Village buffs, on the other hand, if given their freedom soon become almost indistinguishable from their wild ancestor. The “wild buffaloes” of Ceylon are really feral, that is domestic stock allowed to run wild. And authentic wild buffalo bulls will seek out village herds and mate with the domesticated cows in them. In fact, near Kaziranga village there is such a wild bull, of imposing proportions.
The point I began with is that wild buffaloes in Assam have never been domesticated and that Assam has played a notable part in saving this most magnificent of wild oxen from extinction.
It is a curious fact that although the domesticated buffalo was much-prized all over India 2,000 years ago and exported to other countries, within the last two centuries the wild buffalo (a peculiarly Indian animal if one excludes Nepal) had a comparatively limited range, more or less confined to the delta areas of eastern India north of the Godavari. It was rapidly wiped out over most of this area, and today it is Assam that is the main stronghold of our wild buffalo.
There are several herds distributed over the Kaziranga sanctuary but this is not the only sanctuary in Assam which can boast of these noble animals, there are plenty in Manas, and also in the less well-known Laokhowa and Sonai Rupa sanctuaries.
At Mihimukh there was a herd that like many other animals here, permitted a close approach. In wild buffaloes the horn is mainly of two types, long sabre-curved and more or less alongside the reck or rising upwards in a steeper curve both horn types occur in the same herd and a cow in the Mihimukh herd (cows generally have longer but thinner horns that the bulls) had quite remarkable horns almost meeting overhead in a circle. The bull of this herd massive and long though not tall, was given to a demonstration that amused me. I took my time gradually getting close to him on elephant back in an aimless-seeming zigzag and every time he felt we were approaching close he would stop stare at us, and then come trotting three steps forwards in an intimidatory gesture to come to a rocking halt about 70 feet away, then he would go back.

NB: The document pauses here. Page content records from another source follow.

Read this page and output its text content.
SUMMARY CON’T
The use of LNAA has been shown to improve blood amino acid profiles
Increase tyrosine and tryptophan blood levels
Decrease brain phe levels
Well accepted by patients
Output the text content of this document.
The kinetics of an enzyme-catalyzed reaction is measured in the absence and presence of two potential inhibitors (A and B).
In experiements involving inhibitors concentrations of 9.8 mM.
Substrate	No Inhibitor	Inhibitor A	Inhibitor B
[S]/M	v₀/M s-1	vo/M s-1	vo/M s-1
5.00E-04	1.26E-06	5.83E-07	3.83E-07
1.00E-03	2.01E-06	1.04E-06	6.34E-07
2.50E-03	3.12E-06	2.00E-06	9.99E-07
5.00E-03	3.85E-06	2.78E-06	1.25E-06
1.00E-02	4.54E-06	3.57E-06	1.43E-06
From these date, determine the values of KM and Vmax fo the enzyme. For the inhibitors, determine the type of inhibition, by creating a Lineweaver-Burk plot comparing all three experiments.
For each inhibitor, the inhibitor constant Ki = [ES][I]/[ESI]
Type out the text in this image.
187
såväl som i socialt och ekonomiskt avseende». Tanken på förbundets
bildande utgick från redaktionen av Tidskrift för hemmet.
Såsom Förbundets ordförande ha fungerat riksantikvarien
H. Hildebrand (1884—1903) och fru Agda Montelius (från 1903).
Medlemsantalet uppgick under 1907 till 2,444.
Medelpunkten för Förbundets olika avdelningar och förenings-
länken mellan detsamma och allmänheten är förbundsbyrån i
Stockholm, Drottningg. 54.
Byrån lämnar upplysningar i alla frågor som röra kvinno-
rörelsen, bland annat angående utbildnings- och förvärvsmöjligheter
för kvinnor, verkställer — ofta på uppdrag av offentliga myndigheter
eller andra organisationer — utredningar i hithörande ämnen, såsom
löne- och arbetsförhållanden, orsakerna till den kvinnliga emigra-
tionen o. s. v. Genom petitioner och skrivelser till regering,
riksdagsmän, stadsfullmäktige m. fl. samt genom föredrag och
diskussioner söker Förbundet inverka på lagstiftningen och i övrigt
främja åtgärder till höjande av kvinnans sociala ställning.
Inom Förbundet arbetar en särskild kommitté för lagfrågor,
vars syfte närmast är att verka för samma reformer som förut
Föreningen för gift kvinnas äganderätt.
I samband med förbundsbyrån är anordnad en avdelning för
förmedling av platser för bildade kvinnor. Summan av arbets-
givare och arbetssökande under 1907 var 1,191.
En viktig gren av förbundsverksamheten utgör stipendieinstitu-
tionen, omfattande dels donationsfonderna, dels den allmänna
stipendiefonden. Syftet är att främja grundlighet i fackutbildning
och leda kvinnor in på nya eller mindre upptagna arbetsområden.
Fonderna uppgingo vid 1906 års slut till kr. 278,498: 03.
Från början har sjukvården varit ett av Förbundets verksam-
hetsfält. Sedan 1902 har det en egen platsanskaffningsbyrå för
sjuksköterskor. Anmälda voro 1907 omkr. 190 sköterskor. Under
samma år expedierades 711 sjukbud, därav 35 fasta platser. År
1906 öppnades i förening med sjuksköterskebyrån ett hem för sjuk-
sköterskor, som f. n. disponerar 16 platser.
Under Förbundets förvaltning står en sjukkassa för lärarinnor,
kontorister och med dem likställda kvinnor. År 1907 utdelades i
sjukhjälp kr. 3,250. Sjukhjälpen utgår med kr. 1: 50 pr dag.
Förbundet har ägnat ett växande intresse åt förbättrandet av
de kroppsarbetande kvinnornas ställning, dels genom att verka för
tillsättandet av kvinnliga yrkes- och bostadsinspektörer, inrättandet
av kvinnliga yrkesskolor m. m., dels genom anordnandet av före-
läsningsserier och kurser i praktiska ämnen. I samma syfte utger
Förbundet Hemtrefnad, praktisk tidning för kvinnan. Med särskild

Another demonstration indulged in by a long bull we surprised at a wallow was much more the usual threat-gesture of wild oxen, he lowered his head and butted the mire savagely. Gaur bulls and even the bulls of domestic humped cattle demolish termite heaps and mounds of earth in such demonstrations. It is of course wise to halt when any wild animal is demonstrating and beat an unostentatious retreat, but it is my experience that when a gaur or buffalo bull really means to charge, he wastes no time on formal demonstrations.
Except that we are familiar with village, buffaloes and that they look so like the wild ones the sanctuaries of Assam would be more renowned for their buffaloes than even for their rhinos. Anyway nowhere else is there such a large population of wild buffaloes and Assam’s achievement in saving these magnificent beasts deserves more acclaim than it has had.